We were in the last stage of a Sierra Club adventure through Panama. This was a visit to the Kuna Indians, a semi-autonomous group of indigenous Panamanians living in the San Blas Archipelago, just off Panama's Caribbean coast. The Kunas are organized into 25 individual tribes on 50 plus islands, and each tribe decides for itself what it will focus on for its livelihood. The tribe that we visited had set up a small resort with a half-dozen thatched roof huts and a dining area. This "seaside resort" was our reward for having survived an ill-begotten trek through a rainforest (complete with fording waist-deep rain-swollen streams and a broken leg) and a few days in the Darién, a large and isolated wildlife-filled national park along the Colombian border.
The De Havilland Twin Otter that picked us up in the Darién now put us down on a mainland airstrip from where we walked a few steps to waiting canoes. We were a dozen gringos aged 20 to 70; we could relax, snorkel, buy molas (the local specialty handicraft of colorful reverse appliqué decorating clothing, tote bags, whatever could be sewn), and we could visit the chief.
On our first day we went off to the tribe's other island where the long-house was located and got ourselves introduced. The chief explained a few things about his role as tribal leader, a few more things about his people, and then invited us to come to a coming-of-age ceremony the next evening there in the long-house. One dollar per person, por favor. We all obliged.
The coming-of-age ceremony, the inna suid, it turns out, celebrates the 12th birthday of a Kuna girl, a big deal in this matriarchal society. The whole tribe gets invited to a grand party. This ritual has tended to fall by the wayside in these days of larger tribe, plus higher expenses/greater expectations. But there happened to be two girls coming of age at nearly the same time; furthermore, it was New Year's Eve! Altogether, a fine excuse to reinstate the tradition.
The main attraction at any social event among the Kuna seems to be chi-chi. This is the local brew made from sugar cane juice. The fermentation process is started with saliva, corn squeezings are added for flavor, and huge cauldrons of the brew are stirred with canoe paddles for two weeks. This is done for all kinds of holidays.
The night of the big event arrived. At dusk, we were ferried over to the other island, walked to the party and found the entire tribe – perhaps 200 people – in the torch-lit overheated longhouse. A quiet buzz of conversations was overridden by the beat of bongos. A half dozen people were dancing to the bongo beat. They wore necklaces of pelican bones. (Bird bones are hollow – it makes for a lighter structure, easier to fly with, and thus, they make decent rattles.) At one end of the longhouse was a dugout canoe, into which several buckets of chi-chi had been poured. Behind the canoe-cum-punchbowl were two men scooping out the brew with coconut half-shells and handing them to two men on the other side of the canoe. These were designated drinkers, who would drink from the coconut shells as fast as they were handed to them. Eventually, they fell down drunk, were dragged away, and their places taken by two more "volunteers".

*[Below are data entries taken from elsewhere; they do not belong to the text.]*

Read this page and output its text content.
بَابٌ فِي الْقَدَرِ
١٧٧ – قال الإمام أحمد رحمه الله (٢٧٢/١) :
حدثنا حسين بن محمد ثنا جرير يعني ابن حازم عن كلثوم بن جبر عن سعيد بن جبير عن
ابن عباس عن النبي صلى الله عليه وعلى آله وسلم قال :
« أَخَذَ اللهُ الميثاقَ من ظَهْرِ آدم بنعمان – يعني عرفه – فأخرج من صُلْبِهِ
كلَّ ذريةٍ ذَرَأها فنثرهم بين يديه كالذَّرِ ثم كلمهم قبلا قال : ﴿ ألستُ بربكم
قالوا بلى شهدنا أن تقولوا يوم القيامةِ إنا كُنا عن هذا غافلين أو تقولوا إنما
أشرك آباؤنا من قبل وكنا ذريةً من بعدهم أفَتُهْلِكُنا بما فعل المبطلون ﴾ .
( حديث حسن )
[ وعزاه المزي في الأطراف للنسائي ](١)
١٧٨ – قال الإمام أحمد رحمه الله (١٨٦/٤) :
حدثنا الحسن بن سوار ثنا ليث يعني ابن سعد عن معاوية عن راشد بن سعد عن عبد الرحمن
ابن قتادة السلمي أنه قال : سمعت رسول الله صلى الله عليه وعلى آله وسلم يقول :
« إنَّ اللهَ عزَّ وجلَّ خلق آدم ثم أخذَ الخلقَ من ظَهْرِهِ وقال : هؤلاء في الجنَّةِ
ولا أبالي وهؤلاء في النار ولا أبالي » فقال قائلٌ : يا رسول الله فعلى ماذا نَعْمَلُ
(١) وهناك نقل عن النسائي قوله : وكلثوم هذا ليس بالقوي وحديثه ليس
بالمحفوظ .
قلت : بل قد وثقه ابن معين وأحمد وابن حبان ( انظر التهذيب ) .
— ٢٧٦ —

Later, we were told it would be the women's turn to get falling-down drunk. This celebration might go on for two or three days. Meanwhile, other coconut shells were being filled from the cauldrons and passed around to the rest of the crowd, including us gringos. We could have as much as we wanted (you can interpret that however you wish), and we did. How should I describe it? Well, imagine the cheapest mass-produced "lite" beer sweetened with corn syrup and tasting slightly of used corncobs. For color, think of dilute saliva or clam juice – a murky, grayish stuff. Needless to say, we gringos did not get falling-down drunk. Not even close. In fact, after a half-hour or so, we'd had enough of the heat and crowd and, wishing everyone a Próspero Año Nuevo, retreated to our rowboats and our beds.
Meanwhile, where were the birthday girls? They were locked up for a week in a special cabin, where their grandmothers gave each one her first haircut – in some tribes right down to the scalp (revealing "the beautiful woman underneath") – and were telling them all about Life.